2:00 PM – 3:15 PM : Prateek Jain (opens in new tab), Microsoft Research – Recent work on FastRNNs and multi-instance learning+early stopping in RNN.
In this talk, we discuss recent results on training RNNs with smaller memory and computation footprint for supervised learning tasks on time-series data such as audio wake-word detection, keyword spotting, and gesture recognition. The first part of the talk will discuss new RNN architectures.The second part of the talk will discuss new results on learning from noisy data in which the true time-series signature of a class is a small subsequence of a larger training example. This kind of training data is typical of time-series tasks. For example, the positive examples in a wake-word detection training data set might include occurrences of the wake-word in a noisy background sample of length much longer than the utterance of the wake-word. We also discuss how to stop RNN steps early on instances where no signature is found.
Day 3 – 13-June
10:00 AM – 11:15 AM: Applications: Interactive Cane, and other Time-series tasks
In this talk, we will discuss our experience with the interactive cane and other time-series tasks. The interactive cane is an input device for people with visual impairment to do quick tasks on their smart phones. On the hardware side, it consists of a small pod with a microcontroller and IMU sensor on the cane. We trained and deployed a model that predicts gestures (from a pre-defined set) on the cane and communicates the user intent, as detected through gesture, to the smart phone. We will share our experiences in collecting training data, developing the features, and user-studies of the prototype. Separately, we will share our experience working on small audio tasks on Cortex A series chips.

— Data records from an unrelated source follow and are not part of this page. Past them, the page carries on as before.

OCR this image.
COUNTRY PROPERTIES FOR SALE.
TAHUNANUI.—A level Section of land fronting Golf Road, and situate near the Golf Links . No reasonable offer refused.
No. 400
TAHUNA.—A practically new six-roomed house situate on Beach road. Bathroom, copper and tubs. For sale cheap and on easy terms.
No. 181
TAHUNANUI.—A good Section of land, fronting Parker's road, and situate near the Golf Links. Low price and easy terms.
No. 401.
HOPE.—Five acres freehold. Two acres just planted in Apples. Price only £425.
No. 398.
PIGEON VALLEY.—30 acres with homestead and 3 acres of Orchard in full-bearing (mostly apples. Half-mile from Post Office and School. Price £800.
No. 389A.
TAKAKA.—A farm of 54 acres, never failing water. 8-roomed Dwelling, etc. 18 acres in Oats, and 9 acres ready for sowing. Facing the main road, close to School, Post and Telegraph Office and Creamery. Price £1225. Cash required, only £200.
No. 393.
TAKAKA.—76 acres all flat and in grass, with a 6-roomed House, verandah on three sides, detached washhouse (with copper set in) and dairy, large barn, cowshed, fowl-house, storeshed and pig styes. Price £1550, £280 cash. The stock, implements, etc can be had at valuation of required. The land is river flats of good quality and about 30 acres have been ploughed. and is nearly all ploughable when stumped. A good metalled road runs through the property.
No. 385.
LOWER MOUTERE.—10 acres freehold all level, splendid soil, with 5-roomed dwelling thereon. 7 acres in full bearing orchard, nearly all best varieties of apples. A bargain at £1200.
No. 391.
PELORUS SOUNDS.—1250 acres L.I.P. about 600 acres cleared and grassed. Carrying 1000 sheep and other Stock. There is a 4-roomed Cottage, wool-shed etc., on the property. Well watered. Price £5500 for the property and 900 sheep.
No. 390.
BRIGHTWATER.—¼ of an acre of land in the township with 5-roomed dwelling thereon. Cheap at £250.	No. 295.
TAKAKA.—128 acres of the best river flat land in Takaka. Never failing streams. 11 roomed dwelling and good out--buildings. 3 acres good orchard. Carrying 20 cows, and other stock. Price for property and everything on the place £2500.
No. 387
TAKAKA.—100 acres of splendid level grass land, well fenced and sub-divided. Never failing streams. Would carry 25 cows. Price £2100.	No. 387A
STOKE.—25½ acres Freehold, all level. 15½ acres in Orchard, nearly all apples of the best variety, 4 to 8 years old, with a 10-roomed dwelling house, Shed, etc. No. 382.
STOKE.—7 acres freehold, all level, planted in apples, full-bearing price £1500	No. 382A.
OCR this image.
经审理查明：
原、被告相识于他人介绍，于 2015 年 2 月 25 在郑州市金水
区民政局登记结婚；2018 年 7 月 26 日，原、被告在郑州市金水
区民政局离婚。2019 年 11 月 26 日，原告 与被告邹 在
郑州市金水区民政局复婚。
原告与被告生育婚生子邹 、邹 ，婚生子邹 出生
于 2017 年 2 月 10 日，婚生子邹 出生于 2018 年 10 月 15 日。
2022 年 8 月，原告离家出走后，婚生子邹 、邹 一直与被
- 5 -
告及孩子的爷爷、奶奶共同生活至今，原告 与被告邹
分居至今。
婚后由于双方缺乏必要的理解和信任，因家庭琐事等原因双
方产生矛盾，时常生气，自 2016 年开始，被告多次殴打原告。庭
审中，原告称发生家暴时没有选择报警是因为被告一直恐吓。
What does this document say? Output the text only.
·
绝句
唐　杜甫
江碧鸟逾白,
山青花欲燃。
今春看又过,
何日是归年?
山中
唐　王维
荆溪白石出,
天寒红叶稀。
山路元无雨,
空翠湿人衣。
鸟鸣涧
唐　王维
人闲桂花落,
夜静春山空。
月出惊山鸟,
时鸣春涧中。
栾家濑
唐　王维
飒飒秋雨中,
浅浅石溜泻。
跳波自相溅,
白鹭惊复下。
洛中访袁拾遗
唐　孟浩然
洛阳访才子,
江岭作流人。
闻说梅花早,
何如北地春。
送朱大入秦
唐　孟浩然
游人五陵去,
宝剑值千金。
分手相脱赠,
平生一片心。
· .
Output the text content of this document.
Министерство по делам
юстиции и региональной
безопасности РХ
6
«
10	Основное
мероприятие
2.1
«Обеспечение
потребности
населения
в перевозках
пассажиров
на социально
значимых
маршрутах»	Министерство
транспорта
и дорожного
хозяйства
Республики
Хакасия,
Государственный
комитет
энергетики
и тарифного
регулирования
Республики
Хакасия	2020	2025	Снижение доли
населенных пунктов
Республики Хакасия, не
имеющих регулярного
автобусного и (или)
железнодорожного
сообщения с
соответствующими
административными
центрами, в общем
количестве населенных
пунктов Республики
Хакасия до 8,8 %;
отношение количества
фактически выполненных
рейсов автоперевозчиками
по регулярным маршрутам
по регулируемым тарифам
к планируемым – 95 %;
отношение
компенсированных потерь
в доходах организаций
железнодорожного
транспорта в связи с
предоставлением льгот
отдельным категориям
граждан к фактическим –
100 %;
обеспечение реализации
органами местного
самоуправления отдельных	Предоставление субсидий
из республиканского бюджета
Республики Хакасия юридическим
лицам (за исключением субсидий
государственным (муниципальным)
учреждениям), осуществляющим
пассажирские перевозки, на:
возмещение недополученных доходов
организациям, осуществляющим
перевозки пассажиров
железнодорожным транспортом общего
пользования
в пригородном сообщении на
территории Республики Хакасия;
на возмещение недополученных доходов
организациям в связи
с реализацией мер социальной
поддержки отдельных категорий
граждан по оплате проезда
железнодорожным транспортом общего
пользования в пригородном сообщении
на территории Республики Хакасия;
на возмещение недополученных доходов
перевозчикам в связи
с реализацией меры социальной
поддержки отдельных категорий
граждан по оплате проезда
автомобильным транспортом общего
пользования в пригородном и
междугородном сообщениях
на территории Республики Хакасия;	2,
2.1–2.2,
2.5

2:00 PM – 5:00 PM: Presentation from the groups on their plans for the workshop (40 minutes each)
Day 4 – 14-June
10:00 AM – 11:15 AM: Anish Arora (opens in new tab), Ohio State University – Machine Learning from Limited Signals at Mote-Scale
This talk describes the growing role of machine learning in battery-powered wireless sensor networks being deployed in rural and urban areas for environmental and wildlife projection. Specifically, we will discuss radar-based HornNet, deployed in a South African rhino reservation for anti-poaching surveillance, and microphone-based SONYC, deployed in New York City for sound complaint mitigation. Characteristic to these applications are classification and counting tasks with signals that are limited in the sense of being low signal to noise ratio (SNR), with significant spatio-temporal variation across different background clutters, rejection of clutter which may or may be accurate, and potential for interference. We will present how our mote-scale implementations have and are dealing with these challenges.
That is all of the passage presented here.